Par un mémoire en défense, enregistré le 26 décembre 2024, le préfet des Hauts-de-Seine conclut à ce que le tribunal tienne compte des circonstances qu’il fait valoir pour calculer le montant de l’indemnisation due à M. A.
Il fait valoir que le requérant s’est vu proposer récemment un logement, étant classé au rang 2 depuis le 25 novembre 2024 par la commission d’attribution.
Vu :
— l’ordonnance n° 2215927 du 23 février 2023 par laquelle le tribunal administratif de Cergy – Pontoise a enjoint au préfet des Hauts-de-Seine de reloger M. A sous astreinte de 200 euros par mois de retard ;
— la décision par laquelle le président du tribunal a désigné Mme Monteagle, première conseillère, pour statuer sur les litiges visés à l’article R. 222-13 du code de justice administrative ;
— la décision par laquelle la présidente de la formation de jugement a dispensé le rapporteur public, sur sa proposition, de prononcer des conclusions à l’audience ;
— les autres pièces du dossier.
Vu :
— le code de la construction et de l’habitation ;
— le code de justice administrative.
Les parties ont été régulièrement averties du jour de l’audience.

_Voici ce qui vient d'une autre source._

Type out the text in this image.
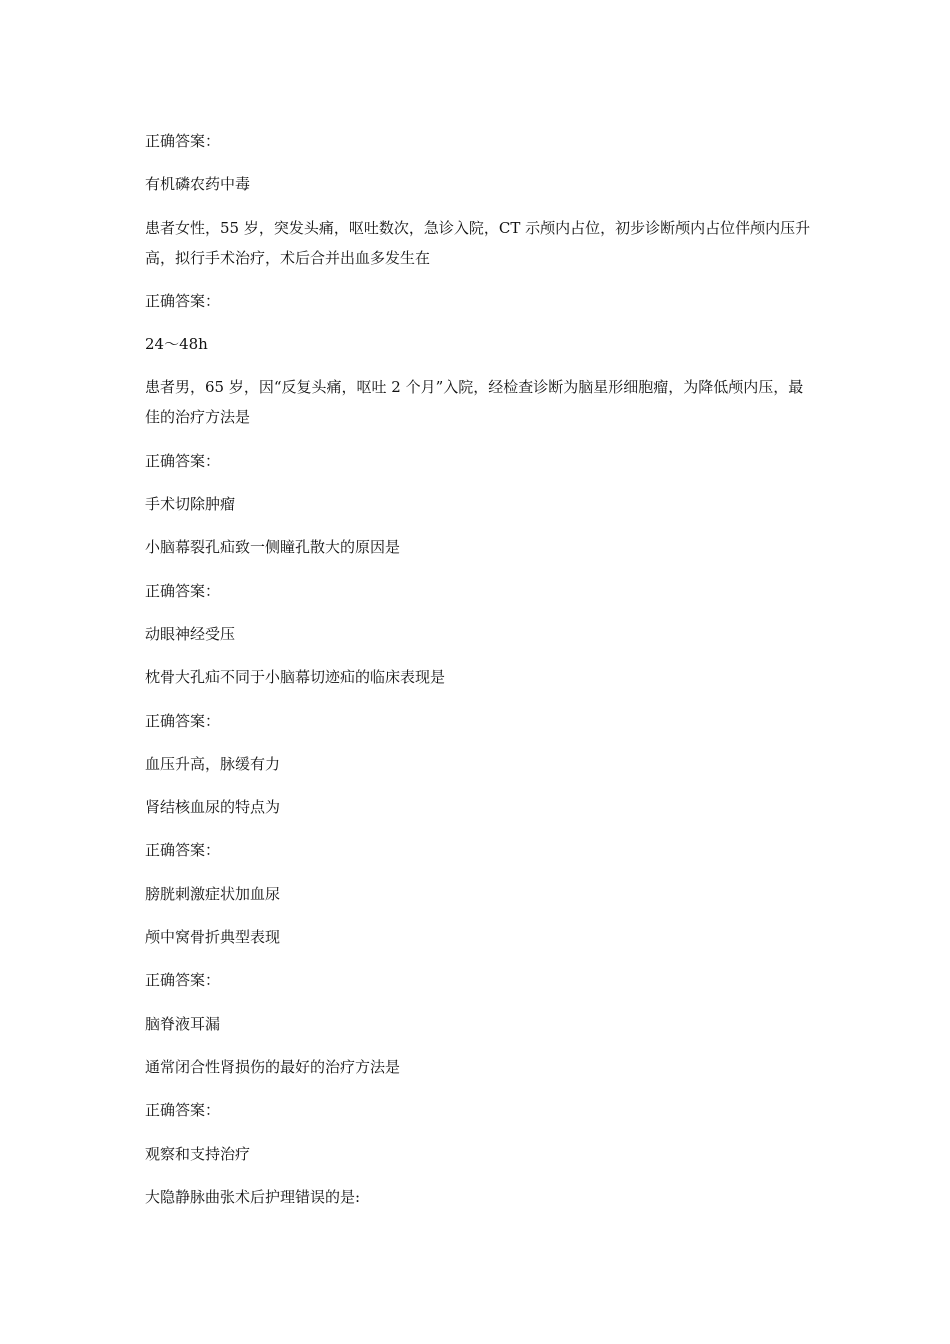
正确答案：

有机磷农药中毒

患者女性，55 岁，突发头痛，呕吐数次，急诊入院，CT 示颅内占位，初步诊断颅内占位伴颅内压升高，拟行手术治疗，术后合并出血多发生在

正确答案：

24～48h

患者男，65 岁，因“反复头痛，呕吐 2 个月”入院，经检查诊断为脑星形细胞瘤，为降低颅内压，最佳的治疗方法是

正确答案：

手术切除肿瘤

小脑幕裂孔疝致一侧瞳孔散大的原因是

正确答案：

动眼神经受压

枕骨大孔疝不同于小脑幕切迹疝的临床表现是

正确答案：

血压升高，脉缓有力

肾结核血尿的特点为

正确答案：

膀胱刺激症状加血尿

颅中窝骨折典型表现

正确答案：

脑脊液耳漏

通常闭合性肾损伤的最好的治疗方法是

正确答案：

观察和支持治疗

大隐静脉曲张术后护理错误的是:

Le rapport de Mme Monteagle, magistrate désignée, a été entendu au cours de l’audience publique.
A l’issue de l’audience, la clôture de l’instruction a été prononcée en application de l’article R. 772-9 du code de justice administrative.
Considérant ce qui suit :
1. La commission de médiation des Hauts-de-Seine a, par une décision du 6 avril 2022, désigné M. A comme prioritaire et devant être logé en urgence. Par une ordonnance du 23 février 2023, le tribunal, saisi par l’intéressé sur le fondement de l’article L. 441-2-3-1 du code de la construction et de l’habitation, a enjoint au préfet des Hauts-de-Seine d’assurer son relogement sous astreinte de 200 euros par mois de retard. N’ayant pas reçu de proposition de logement, M. A a saisi le préfet d’une demande indemnitaire préalable par un courrier du 4 octobre 2023. Cette demande a été implicitement rejetée. M. A demande au tribunal de condamner l’État à lui verser la somme de 500 euros par mois en réparation des préjudices subis.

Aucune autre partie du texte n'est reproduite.